Enforce and Protect Act (EAPA) Webinar

June 25, 2026|1:00 PM EST

With over $400 million in evaded duties uncovered in 2025 alone, EAPA investigations are cracking down on sophisticated transshipment networks, protecting U.S. manufacturers from foreign cheats amid escalating trade tensions.

Key takeaways

  • Executive Order 14326 imposed a non-mitigable 40% additional duty on transshipped goods, escalating penalties for evasion schemes detected through EAPA and recovering hundreds of millions in lost revenue.
  • The Trade Fraud Task Force, launched in 2025, has intensified cross-agency probes into AD/CVD circumvention, affecting sectors like steel and solar with over 89 cases of suspected evasion identified.
  • Supreme Court rulings invalidating IEEPA tariffs in early 2026 have redirected enforcement efforts toward EAPA, heightening risks for importers while bolstering domestic industries against undervaluation and misclassification tactics.

EAPA Enforcement Surge

EAPA has become a frontline tool in U.S. trade enforcement, especially as geopolitical frictions drive up tariffs and scrutiny on imports. In 2025, investigations revealed massive evasion schemes, including a record case involving Chinese goods rerouted through Indonesia, South Korea, and Vietnam to dodge antidumping and countervailing duties. This surge stems from new policies targeting transshipment, where goods are falsely declared as originating from non-sanctioned countries to avoid higher duties.

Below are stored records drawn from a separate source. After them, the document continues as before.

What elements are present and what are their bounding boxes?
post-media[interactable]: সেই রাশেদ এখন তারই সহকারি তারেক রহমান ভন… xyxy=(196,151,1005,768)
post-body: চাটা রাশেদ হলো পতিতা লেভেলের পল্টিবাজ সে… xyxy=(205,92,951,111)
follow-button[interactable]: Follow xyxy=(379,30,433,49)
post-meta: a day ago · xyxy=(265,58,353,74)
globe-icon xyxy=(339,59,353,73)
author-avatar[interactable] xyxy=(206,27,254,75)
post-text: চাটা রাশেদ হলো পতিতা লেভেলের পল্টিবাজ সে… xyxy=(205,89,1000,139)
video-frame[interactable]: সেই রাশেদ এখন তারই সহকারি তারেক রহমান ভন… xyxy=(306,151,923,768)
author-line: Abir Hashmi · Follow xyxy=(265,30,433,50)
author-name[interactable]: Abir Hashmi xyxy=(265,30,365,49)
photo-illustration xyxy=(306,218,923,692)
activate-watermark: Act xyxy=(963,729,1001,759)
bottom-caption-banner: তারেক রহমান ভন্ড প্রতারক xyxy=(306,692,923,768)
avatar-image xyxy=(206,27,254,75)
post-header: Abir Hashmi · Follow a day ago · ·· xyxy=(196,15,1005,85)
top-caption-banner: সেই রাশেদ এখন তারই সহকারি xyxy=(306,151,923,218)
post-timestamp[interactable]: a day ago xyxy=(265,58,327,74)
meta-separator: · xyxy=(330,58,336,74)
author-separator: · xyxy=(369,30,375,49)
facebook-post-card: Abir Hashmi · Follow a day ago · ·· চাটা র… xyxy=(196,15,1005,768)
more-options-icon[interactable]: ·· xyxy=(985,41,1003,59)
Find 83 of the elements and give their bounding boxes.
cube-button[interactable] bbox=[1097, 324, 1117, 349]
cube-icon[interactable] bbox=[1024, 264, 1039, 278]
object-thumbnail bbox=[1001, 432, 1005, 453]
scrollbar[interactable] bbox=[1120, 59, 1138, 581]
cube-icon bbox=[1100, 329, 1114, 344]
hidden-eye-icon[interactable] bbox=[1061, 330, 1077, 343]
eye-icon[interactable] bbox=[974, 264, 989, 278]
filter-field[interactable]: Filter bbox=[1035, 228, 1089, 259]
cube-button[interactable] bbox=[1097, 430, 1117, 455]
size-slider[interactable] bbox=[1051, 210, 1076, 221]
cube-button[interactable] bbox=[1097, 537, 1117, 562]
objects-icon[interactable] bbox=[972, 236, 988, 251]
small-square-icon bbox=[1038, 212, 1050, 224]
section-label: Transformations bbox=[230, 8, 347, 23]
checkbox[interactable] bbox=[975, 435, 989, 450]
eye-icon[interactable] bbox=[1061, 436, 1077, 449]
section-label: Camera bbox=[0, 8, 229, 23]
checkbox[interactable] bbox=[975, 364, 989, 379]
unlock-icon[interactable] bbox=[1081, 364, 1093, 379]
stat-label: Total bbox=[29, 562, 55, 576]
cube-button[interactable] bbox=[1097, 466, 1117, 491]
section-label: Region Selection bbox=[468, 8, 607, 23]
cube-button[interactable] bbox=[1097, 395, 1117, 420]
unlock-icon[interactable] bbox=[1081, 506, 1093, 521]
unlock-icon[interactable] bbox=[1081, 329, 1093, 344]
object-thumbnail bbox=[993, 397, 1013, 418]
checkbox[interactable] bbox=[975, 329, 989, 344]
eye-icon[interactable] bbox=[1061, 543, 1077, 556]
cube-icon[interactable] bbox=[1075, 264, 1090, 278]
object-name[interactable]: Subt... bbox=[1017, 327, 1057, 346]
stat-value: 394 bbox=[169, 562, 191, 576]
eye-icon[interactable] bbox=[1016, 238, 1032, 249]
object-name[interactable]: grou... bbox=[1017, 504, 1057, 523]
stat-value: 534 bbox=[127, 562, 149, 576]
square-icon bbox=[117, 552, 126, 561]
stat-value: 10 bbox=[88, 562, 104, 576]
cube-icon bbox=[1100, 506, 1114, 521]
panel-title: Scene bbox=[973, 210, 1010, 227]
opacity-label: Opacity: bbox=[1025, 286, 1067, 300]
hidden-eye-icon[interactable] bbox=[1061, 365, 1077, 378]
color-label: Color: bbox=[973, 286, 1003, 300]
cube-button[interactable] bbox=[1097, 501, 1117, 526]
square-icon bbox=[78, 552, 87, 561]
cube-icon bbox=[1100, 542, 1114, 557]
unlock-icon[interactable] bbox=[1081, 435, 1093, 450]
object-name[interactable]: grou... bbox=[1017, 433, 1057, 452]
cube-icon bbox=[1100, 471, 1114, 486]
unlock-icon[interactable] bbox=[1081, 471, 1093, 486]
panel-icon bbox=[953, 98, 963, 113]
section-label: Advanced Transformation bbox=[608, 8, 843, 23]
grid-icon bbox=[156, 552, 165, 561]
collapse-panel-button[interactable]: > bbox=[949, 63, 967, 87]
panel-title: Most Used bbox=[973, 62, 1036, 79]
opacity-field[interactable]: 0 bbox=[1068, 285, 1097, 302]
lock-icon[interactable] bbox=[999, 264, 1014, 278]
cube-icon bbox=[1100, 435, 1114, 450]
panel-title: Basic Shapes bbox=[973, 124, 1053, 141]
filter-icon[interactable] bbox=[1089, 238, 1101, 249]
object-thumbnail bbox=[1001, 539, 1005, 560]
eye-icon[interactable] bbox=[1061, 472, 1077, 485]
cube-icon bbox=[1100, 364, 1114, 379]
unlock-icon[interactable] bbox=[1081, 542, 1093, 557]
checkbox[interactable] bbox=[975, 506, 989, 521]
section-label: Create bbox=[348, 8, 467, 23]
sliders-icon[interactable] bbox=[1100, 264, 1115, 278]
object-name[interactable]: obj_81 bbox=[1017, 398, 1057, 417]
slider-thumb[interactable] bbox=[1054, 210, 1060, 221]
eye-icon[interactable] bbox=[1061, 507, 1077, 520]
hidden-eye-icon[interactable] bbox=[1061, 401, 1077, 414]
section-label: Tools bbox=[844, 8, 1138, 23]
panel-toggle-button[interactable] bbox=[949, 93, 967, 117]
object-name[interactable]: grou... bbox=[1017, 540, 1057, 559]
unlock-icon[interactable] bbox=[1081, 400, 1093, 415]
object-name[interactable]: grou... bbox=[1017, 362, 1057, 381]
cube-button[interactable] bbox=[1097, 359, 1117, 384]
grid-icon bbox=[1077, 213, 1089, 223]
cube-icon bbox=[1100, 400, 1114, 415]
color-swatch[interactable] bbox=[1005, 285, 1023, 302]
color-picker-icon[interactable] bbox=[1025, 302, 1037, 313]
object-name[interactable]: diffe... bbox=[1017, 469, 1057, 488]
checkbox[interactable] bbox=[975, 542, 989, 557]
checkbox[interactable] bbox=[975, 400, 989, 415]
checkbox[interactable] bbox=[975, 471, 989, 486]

Domestic industries, particularly in steel, chemicals, and solar, are the primary beneficiaries. EAPA empowers them to file allegations against suspected evaders, leading to swift CBP actions like suspending liquidations and demanding cash deposits. For instance, U.S. steel producers have seen relief from dumped imports, with associations like the Committee on Pipe and Tube Imports pushing for legislative enhancements to close loopholes. However, this has ripple effects: legitimate importers face delays and increased bonding requirements, disrupting supply chains and raising costs.

The real-world stakes are high. Evaders risk retroactive duties plus interest, civil penalties up to twice the lost revenue, and even criminal charges under the False Claims Act. In one 2025 settlement, a company paid $54 million for misrepresenting tungsten carbide origins to evade Section 301 duties. Deadlines are tight—CBP must act within 90 days on interim measures—leaving little room for error. Non-compliance can lead to seized shipments and blacklisted suppliers, as seen in cases where entire networks of shell companies were dismantled.

Less obvious tensions arise from EAPA's whistleblower dynamic. While it levels the playing field, allegations can stem from competitive rivalries, burdening innocent parties with investigations. Trade-offs include stronger U.S. revenue collection—over $250 million from a single probe—but at the expense of higher compliance costs for global firms. As e-commerce and de minimis exemptions tighten, EAPA's scope may expand beyond AD/CVD to forced labor and other violations, amplifying its impact on international trade flows.